Friday, September 23, 2016

China Is Boasting That Their New Radar Is Capable Of Detecting Stealth Planes

Early-warning radar trucks at a parade in Beijing in September 2015 marking the 70th anniversary of victory over Japan. Photo: Xinhua

South China Morning Post: The end of stealth? New Chinese radar capable of detecting ‘invisible’ targets 100km away

Breakthrough relies on ‘spooky’ phenomenon of quantum entanglement.

A top Chinese military technology company shocked physicists around the world this week when it announced it had developed a new form of radar able to detect stealth planes 100km away.

The breakthrough relies on a ghostly phenomenon known as quantum entanglement, which Albert Einstein dubbed “spooky action at a distance”.
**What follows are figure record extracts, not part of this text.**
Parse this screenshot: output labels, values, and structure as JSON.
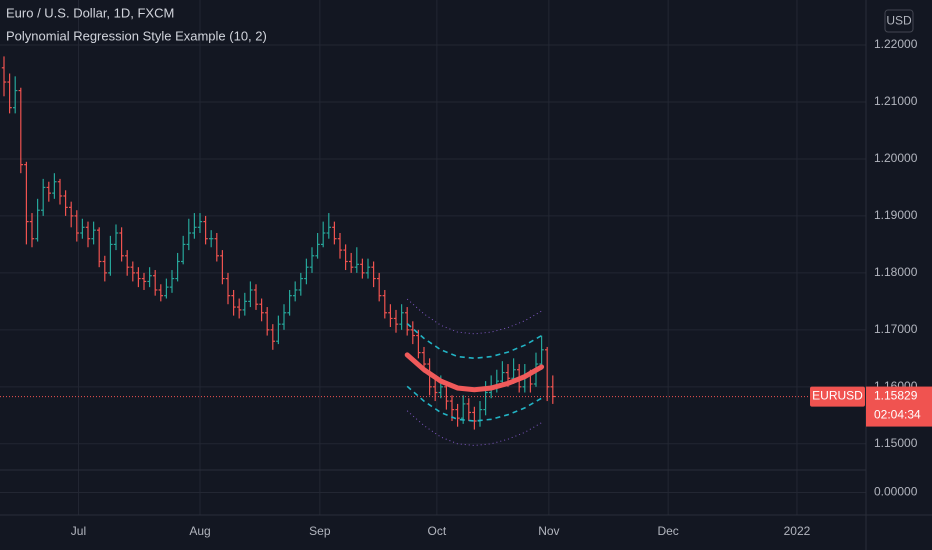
{
  "header": {
    "symbol_title": "Euro / U.S. Dollar, 1D, FXCM",
    "indicator_title": "Polynomial Regression Style Example (10, 2)",
    "currency": "USD"
  },
  "chart_data": {
    "type": "ohlc",
    "categories": [
      null,
      null,
      null,
      null,
      null,
      null,
      null,
      null,
      null,
      null,
      null,
      null,
      null,
      null,
      null,
      null,
      null,
      null,
      null,
      null,
      null,
      null,
      null,
      null,
      null,
      null,
      null,
      null,
      null,
      null,
      null,
      null,
      null,
      null,
      null,
      null,
      null,
      null,
      null,
      null,
      null,
      null,
      null,
      null,
      null,
      null,
      null,
      null,
      null,
      null,
      null,
      null,
      null,
      null,
      null,
      null,
      null,
      null,
      null,
      null,
      null,
      null,
      null,
      null,
      null,
      null,
      null,
      null,
      null,
      null,
      null,
      null,
      null,
      null,
      null,
      null,
      null,
      null,
      null,
      null,
      null,
      null,
      null,
      null,
      null,
      null,
      null,
      null,
      null,
      null,
      null,
      null,
      null,
      null,
      null,
      null,
      null,
      null,
      null
    ],
    "open": [
      1.216,
      1.2135,
      1.209,
      1.212,
      1.199,
      1.189,
      1.186,
      1.191,
      1.195,
      1.194,
      1.196,
      1.1935,
      1.1915,
      1.19,
      1.187,
      1.188,
      1.186,
      1.1875,
      1.182,
      1.18,
      1.185,
      1.187,
      1.183,
      1.181,
      1.18,
      1.179,
      1.1785,
      1.1795,
      1.177,
      1.176,
      1.1775,
      1.179,
      1.182,
      1.185,
      1.187,
      1.188,
      1.189,
      1.186,
      1.186,
      1.183,
      1.179,
      1.176,
      1.174,
      1.1735,
      1.175,
      1.177,
      1.1745,
      1.173,
      1.17,
      1.168,
      1.171,
      1.173,
      1.176,
      1.177,
      1.179,
      1.181,
      1.183,
      1.185,
      1.187,
      1.188,
      1.186,
      1.184,
      1.182,
      1.181,
      1.1815,
      1.18,
      1.181,
      1.179,
      1.176,
      1.173,
      1.172,
      1.171,
      1.173,
      1.17,
      1.169,
      1.166,
      1.164,
      1.16,
      1.159,
      1.16,
      1.1575,
      1.156,
      1.1545,
      1.157,
      1.1555,
      1.154,
      1.156,
      1.159,
      1.16,
      1.161,
      1.1625,
      1.1615,
      1.163,
      1.16,
      1.162,
      1.1605,
      1.164,
      1.1665,
      1.16
    ],
    "high": [
      1.218,
      1.215,
      1.2145,
      1.2125,
      1.1995,
      1.1905,
      1.193,
      1.1965,
      1.196,
      1.1975,
      1.1965,
      1.1945,
      1.1925,
      1.191,
      1.1895,
      1.189,
      1.189,
      1.188,
      1.183,
      1.1865,
      1.1885,
      1.188,
      1.184,
      1.182,
      1.181,
      1.18,
      1.181,
      1.1805,
      1.178,
      1.179,
      1.1805,
      1.1835,
      1.1865,
      1.1895,
      1.1905,
      1.1905,
      1.19,
      1.1875,
      1.187,
      1.184,
      1.18,
      1.177,
      1.1755,
      1.1765,
      1.1785,
      1.178,
      1.1755,
      1.174,
      1.171,
      1.1725,
      1.1745,
      1.177,
      1.1785,
      1.18,
      1.1825,
      1.1845,
      1.187,
      1.189,
      1.1905,
      1.189,
      1.187,
      1.185,
      1.1835,
      1.1845,
      1.1825,
      1.1825,
      1.182,
      1.18,
      1.177,
      1.1745,
      1.1735,
      1.1745,
      1.174,
      1.1715,
      1.17,
      1.167,
      1.165,
      1.1615,
      1.162,
      1.161,
      1.1585,
      1.157,
      1.1585,
      1.158,
      1.1565,
      1.1575,
      1.161,
      1.162,
      1.163,
      1.1645,
      1.164,
      1.165,
      1.164,
      1.164,
      1.163,
      1.166,
      1.169,
      1.167,
      1.162
    ],
    "low": [
      1.211,
      1.208,
      1.208,
      1.1975,
      1.185,
      1.1845,
      1.1855,
      1.19,
      1.1925,
      1.193,
      1.192,
      1.19,
      1.188,
      1.1855,
      1.186,
      1.1845,
      1.185,
      1.181,
      1.1785,
      1.1795,
      1.184,
      1.182,
      1.1795,
      1.1785,
      1.1775,
      1.177,
      1.1775,
      1.176,
      1.175,
      1.1755,
      1.1765,
      1.1785,
      1.1815,
      1.184,
      1.186,
      1.187,
      1.185,
      1.1845,
      1.182,
      1.178,
      1.1745,
      1.1725,
      1.172,
      1.1725,
      1.174,
      1.1735,
      1.1715,
      1.169,
      1.1665,
      1.1675,
      1.17,
      1.1725,
      1.175,
      1.176,
      1.178,
      1.18,
      1.1825,
      1.1845,
      1.186,
      1.185,
      1.1825,
      1.1805,
      1.18,
      1.18,
      1.179,
      1.179,
      1.1775,
      1.175,
      1.172,
      1.1705,
      1.1695,
      1.17,
      1.169,
      1.1675,
      1.165,
      1.1625,
      1.1585,
      1.1575,
      1.158,
      1.156,
      1.154,
      1.153,
      1.1535,
      1.154,
      1.1525,
      1.153,
      1.155,
      1.158,
      1.159,
      1.16,
      1.16,
      1.1605,
      1.159,
      1.159,
      1.159,
      1.16,
      1.163,
      1.1575,
      1.157
    ],
    "close": [
      1.2135,
      1.209,
      1.212,
      1.199,
      1.189,
      1.186,
      1.191,
      1.195,
      1.194,
      1.196,
      1.1935,
      1.1915,
      1.19,
      1.187,
      1.188,
      1.186,
      1.1875,
      1.182,
      1.18,
      1.185,
      1.187,
      1.183,
      1.181,
      1.18,
      1.179,
      1.1785,
      1.1795,
      1.177,
      1.176,
      1.1775,
      1.179,
      1.182,
      1.185,
      1.187,
      1.188,
      1.189,
      1.186,
      1.186,
      1.183,
      1.179,
      1.176,
      1.174,
      1.1735,
      1.175,
      1.177,
      1.1745,
      1.173,
      1.17,
      1.168,
      1.171,
      1.173,
      1.176,
      1.177,
      1.179,
      1.181,
      1.183,
      1.185,
      1.187,
      1.188,
      1.186,
      1.184,
      1.182,
      1.181,
      1.1815,
      1.18,
      1.181,
      1.179,
      1.176,
      1.173,
      1.172,
      1.171,
      1.173,
      1.17,
      1.169,
      1.166,
      1.164,
      1.16,
      1.159,
      1.16,
      1.1575,
      1.156,
      1.1545,
      1.157,
      1.1555,
      1.154,
      1.156,
      1.159,
      1.16,
      1.161,
      1.1625,
      1.1615,
      1.163,
      1.16,
      1.162,
      1.1605,
      1.164,
      1.1665,
      1.16,
      1.1583
    ],
    "up_color": "#26a69a",
    "down_color": "#ef5350",
    "xlim": [
      -0.714,
      153.93
    ],
    "xticks": [
      {
        "value": 13.3,
        "label": "Jul"
      },
      {
        "value": 35,
        "label": "Aug"
      },
      {
        "value": 56.4,
        "label": "Sep"
      },
      {
        "value": 77.3,
        "label": "Oct"
      },
      {
        "value": 97.3,
        "label": "Nov"
      },
      {
        "value": 118.6,
        "label": "Dec"
      },
      {
        "value": 141.6,
        "label": "2022"
      }
    ],
    "ylim": [
      1.1454,
      1.2279
    ],
    "yticks": [
      {
        "value": 1.15,
        "label": "1.15000"
      },
      {
        "value": 1.16,
        "label": "1.16000"
      },
      {
        "value": 1.17,
        "label": "1.17000"
      },
      {
        "value": 1.18,
        "label": "1.18000"
      },
      {
        "value": 1.19,
        "label": "1.19000"
      },
      {
        "value": 1.2,
        "label": "1.20000"
      },
      {
        "value": 1.21,
        "label": "1.21000"
      },
      {
        "value": 1.22,
        "label": "1.22000"
      }
    ],
    "grid": true,
    "regression": {
      "x": [
        72,
        75,
        78,
        81,
        84,
        87,
        90,
        93,
        96
      ],
      "center": [
        1.1656,
        1.163,
        1.161,
        1.1598,
        1.1595,
        1.1598,
        1.1606,
        1.1618,
        1.1635
      ],
      "upper_inner": [
        1.1711,
        1.1685,
        1.1665,
        1.1653,
        1.165,
        1.1653,
        1.1661,
        1.1673,
        1.169
      ],
      "lower_inner": [
        1.1601,
        1.1575,
        1.1555,
        1.1543,
        1.154,
        1.1543,
        1.1551,
        1.1563,
        1.158
      ],
      "upper_outer": [
        1.1754,
        1.1728,
        1.1708,
        1.1696,
        1.1693,
        1.1696,
        1.1704,
        1.1716,
        1.1733
      ],
      "lower_outer": [
        1.1558,
        1.1532,
        1.1512,
        1.15,
        1.1497,
        1.15,
        1.1508,
        1.152,
        1.1537
      ],
      "center_color": "#f05a5a",
      "inner_color": "#22b3c4",
      "outer_color": "#7e57c2"
    },
    "last_price": {
      "symbol": "EURUSD",
      "value": 1.15829,
      "label": "1.15829",
      "countdown": "02:04:34",
      "color": "#f05350"
    },
    "indicator_pane": {
      "ylim": [
        -1,
        1
      ],
      "yticks": [
        {
          "value": 0,
          "label": "0.00000"
        }
      ]
    }
  }
}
China Electronics Technology Group Corporation (CETC), one of the “Top 10” military industry groups controlled directly by the central government, said on Sunday that the new radar system’s entangled photons had detected targets 100km away in a recent field test.

That’s five times the “potential range” of a laboratory prototype jointly developed by researchers from Canada, Germany, Britain and the United States last year.

Read more ....

WNU Editor: I suspect that there are some in the Pentagon .... especially those who are responsible for the F-35 program and other stealth projects ..... who are hoping that this Chinese report is just hype and not true.

4 comments:

Jay Farquharson said...

Detecting stealth aircraft, isn't that hard. All you need is long wavelength radar.

Guiding a missile, close enough for a hit, is not possible with long wavelength radars.

The F-35's huge IR signature however, means that you just have to point an IR Missile close enough to the F-35 for the IR seeker head to find the target, on it's own.

Anonymous said...

Right. Reported at length in technical literature a long time ago. Initial use claimed to bring down F-117A shootdown.

Nice job picking up the mistake.

RussInSoCal said...

Wonder what stealth aircraft they're using for testing. Their own?

Jay Farquharson said...

They don't need stealth aircraft to test, just a low RCS model.